There is a crap ton that could be done, just depends what you want to put in it. Personally I would run it stock most of what you hear on saws is loosing up the exhaust side and making the ports wider. Thinner head base gasket, wider ports bigger exhaust will pick up about 8-10 percent on your saw.


----------



## BrotherBart (Nov 21, 2011)

Best saw mod you can make. Learn how to sharpen the chain.


----------



## wkpoor (Nov 21, 2011)

BrotherBart said:
			
		

> Best saw mod you can make. Learn how to sharpen the chain.


+1
That it taught at GTGs also. Both with basic round file and square grind with square or goofy file. And if your lucky to be at a race GTG you'll see some race chains and how they are filed. That will open your eyes and make you wonder why you through out those old chains you thought where worn out. I had a guy show up to most of mine just to watch, all he did was sharpen chains and like to watch em race. 

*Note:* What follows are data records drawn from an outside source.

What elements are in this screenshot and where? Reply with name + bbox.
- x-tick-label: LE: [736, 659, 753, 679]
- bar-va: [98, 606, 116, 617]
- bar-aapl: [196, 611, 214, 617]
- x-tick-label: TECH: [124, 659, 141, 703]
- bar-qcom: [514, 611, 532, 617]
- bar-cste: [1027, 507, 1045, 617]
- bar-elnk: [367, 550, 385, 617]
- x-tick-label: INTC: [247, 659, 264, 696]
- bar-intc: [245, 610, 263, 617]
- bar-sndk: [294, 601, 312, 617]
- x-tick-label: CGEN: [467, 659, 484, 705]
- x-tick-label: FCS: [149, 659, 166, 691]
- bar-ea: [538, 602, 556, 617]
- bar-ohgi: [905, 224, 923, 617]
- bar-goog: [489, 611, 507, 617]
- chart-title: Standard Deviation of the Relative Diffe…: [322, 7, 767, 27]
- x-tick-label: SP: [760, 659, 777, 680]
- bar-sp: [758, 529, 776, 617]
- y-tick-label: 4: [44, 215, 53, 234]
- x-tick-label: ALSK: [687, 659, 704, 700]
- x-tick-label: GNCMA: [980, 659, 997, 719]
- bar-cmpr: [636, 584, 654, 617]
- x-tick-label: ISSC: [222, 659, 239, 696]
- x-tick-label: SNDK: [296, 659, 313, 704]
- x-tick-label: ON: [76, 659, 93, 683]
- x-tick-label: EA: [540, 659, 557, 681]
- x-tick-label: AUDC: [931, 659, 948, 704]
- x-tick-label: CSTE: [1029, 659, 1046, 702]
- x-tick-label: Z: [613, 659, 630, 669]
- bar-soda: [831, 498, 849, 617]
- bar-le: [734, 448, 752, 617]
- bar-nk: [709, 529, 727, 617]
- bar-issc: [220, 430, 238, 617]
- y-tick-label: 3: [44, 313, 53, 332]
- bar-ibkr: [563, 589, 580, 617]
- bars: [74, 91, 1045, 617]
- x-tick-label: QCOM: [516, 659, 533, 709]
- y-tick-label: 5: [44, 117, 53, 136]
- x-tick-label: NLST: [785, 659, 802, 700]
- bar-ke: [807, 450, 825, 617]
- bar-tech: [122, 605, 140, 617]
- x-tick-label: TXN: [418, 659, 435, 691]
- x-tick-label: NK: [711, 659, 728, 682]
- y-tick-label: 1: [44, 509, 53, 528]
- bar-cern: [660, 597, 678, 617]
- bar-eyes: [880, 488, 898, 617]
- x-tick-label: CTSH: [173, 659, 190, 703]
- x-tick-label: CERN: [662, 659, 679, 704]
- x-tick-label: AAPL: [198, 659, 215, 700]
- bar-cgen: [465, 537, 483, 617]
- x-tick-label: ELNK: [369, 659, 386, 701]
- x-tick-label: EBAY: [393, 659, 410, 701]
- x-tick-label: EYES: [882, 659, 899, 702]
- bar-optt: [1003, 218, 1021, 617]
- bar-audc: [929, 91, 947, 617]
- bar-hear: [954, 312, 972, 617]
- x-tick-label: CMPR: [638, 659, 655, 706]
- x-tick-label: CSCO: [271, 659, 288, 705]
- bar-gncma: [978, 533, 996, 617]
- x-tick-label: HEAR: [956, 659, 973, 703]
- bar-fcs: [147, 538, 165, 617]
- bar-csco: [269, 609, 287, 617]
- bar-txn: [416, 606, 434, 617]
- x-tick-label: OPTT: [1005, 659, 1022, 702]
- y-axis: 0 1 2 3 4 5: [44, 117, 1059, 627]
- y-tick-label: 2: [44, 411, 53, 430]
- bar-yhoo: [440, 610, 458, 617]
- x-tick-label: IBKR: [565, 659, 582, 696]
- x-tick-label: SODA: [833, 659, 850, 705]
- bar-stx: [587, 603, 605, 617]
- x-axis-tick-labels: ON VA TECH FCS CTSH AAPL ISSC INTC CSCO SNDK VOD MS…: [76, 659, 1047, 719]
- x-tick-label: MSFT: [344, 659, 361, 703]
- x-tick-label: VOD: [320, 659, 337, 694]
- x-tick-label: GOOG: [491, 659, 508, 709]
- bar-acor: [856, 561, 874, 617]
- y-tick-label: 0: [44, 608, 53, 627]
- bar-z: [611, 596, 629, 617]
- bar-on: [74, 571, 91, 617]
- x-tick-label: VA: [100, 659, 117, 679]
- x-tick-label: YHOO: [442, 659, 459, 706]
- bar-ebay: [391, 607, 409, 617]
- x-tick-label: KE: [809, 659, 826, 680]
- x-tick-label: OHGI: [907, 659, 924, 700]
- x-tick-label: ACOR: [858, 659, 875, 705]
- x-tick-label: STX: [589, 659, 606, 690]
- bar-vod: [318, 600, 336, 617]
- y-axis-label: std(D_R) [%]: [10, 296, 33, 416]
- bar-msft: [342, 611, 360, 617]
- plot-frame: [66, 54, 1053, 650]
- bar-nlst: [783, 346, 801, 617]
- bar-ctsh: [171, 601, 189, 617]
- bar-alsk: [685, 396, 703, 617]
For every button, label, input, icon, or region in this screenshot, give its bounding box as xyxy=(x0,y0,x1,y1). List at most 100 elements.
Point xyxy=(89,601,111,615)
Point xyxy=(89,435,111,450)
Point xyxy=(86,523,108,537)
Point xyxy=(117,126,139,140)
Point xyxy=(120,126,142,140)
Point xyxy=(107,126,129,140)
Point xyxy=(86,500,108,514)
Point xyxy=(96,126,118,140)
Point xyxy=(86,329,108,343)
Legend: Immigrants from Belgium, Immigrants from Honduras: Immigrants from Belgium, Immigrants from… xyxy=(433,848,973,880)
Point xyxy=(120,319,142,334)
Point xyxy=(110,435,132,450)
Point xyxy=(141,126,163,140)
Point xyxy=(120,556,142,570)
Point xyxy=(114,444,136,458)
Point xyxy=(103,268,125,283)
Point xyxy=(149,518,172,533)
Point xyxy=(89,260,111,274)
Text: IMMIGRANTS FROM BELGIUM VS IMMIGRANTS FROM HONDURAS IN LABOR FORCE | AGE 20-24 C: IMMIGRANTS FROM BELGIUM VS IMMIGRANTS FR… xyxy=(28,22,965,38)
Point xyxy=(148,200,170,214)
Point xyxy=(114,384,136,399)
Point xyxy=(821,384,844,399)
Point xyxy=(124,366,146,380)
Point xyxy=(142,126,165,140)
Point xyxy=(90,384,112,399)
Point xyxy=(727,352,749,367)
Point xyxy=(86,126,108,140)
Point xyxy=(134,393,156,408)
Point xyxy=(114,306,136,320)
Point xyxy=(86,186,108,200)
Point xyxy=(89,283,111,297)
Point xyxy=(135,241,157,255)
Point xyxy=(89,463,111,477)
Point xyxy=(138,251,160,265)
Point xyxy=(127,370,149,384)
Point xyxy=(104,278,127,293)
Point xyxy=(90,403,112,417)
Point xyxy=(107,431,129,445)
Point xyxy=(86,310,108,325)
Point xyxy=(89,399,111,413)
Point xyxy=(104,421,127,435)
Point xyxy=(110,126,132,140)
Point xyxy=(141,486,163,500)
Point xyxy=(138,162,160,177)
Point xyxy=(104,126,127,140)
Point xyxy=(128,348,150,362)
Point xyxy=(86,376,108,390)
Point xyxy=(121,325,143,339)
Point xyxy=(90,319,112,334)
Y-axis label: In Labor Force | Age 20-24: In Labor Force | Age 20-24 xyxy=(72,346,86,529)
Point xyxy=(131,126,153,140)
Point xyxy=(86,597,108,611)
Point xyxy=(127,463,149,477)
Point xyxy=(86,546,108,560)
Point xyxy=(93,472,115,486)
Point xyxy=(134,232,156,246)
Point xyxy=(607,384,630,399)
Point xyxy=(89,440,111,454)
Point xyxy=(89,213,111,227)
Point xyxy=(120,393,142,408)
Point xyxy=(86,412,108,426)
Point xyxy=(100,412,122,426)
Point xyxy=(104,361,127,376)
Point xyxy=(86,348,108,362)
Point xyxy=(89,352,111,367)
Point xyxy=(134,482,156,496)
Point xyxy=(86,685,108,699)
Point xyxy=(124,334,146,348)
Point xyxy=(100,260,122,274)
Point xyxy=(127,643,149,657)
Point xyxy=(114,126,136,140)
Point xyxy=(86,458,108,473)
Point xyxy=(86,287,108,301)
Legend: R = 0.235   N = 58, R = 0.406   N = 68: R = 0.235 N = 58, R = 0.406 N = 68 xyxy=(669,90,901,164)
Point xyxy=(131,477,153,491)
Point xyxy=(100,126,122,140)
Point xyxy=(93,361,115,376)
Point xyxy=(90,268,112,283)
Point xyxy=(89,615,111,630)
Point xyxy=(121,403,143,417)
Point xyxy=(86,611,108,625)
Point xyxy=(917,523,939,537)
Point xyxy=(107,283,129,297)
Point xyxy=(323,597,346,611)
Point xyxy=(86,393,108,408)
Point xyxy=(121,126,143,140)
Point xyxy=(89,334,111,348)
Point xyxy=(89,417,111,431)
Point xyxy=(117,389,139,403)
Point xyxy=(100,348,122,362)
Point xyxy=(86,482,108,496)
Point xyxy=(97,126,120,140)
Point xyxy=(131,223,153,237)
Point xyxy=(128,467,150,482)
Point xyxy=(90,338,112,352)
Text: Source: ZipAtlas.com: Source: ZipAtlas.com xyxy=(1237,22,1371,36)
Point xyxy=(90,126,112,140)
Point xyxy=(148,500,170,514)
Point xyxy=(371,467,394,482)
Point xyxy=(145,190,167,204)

FYI a good race chain will cost 800-1000 bucks and takes about 40hrs to produce and can be made from a worn out full comp chisel chain. Entire chain is taken apart, links milled thinner, and teeth hand filled then reassembled. No 2 are alike unless from the same builder. Those typically don't show at the local races but a less time consuming version does. I had one on lone for a while. They make a fast saw even faster.


----------



## MasterMech (Nov 21, 2011)

wkpoor said:
			
		

> BrotherBart said:
> 
> 
> 
> ...



I would think they would grind them down on a surface grinder.  I have access to a lot of old chain and a surface grinder.  Hmm......  :coolhmm:


----------



## smokinj (Nov 21, 2011)

MasterMech said:
			
		

> wkpoor said:
> 
> 
> 
> ...



Few ways to do this but first I would add if your not running .043 and acn your missing the boat...lol There just building a smaller kerf, and I its a fine line but I would rather use a hand file. Leave the chain together. This can take monster hours to make one good chain.


----------



## Danno77 (Nov 21, 2011)

port, squish, mufmod, and maybe a slightly bigger plug. Never been inside my 028 to know what the clearance to plug is.

you could probably notice a difference. but you'd spend something like 5 - 10 hours doing this stuff to save 1 minute of work per cord. if you burn 5 cords a year, that 5 min a year, so if you do that for 60 years, you'll make your time back.

lol. Not worth it. Buy a bigger saw, payback is faster.

NOW, if you wanna do it because you like to tinker at the bench in the middle of winter, then by all means I think you should. I'm finding it's much more rewarding to bring the dead ones back to life than it is to tinker with the already living ones, though, so maybe consider that.

DO research this modding stuff, even if you don't plan on doing it. It goes a long way towards helping you really understand what happens in a good 2cycle engine.


----------



## wkpoor (Nov 21, 2011)

I would only try one that I was going to scrap anyway. Many a modded saw came out slower than stock. Unless you have a blueprint from a proven example its hit or miss. Problem there is most people when they get it right won't let out what they did.


----------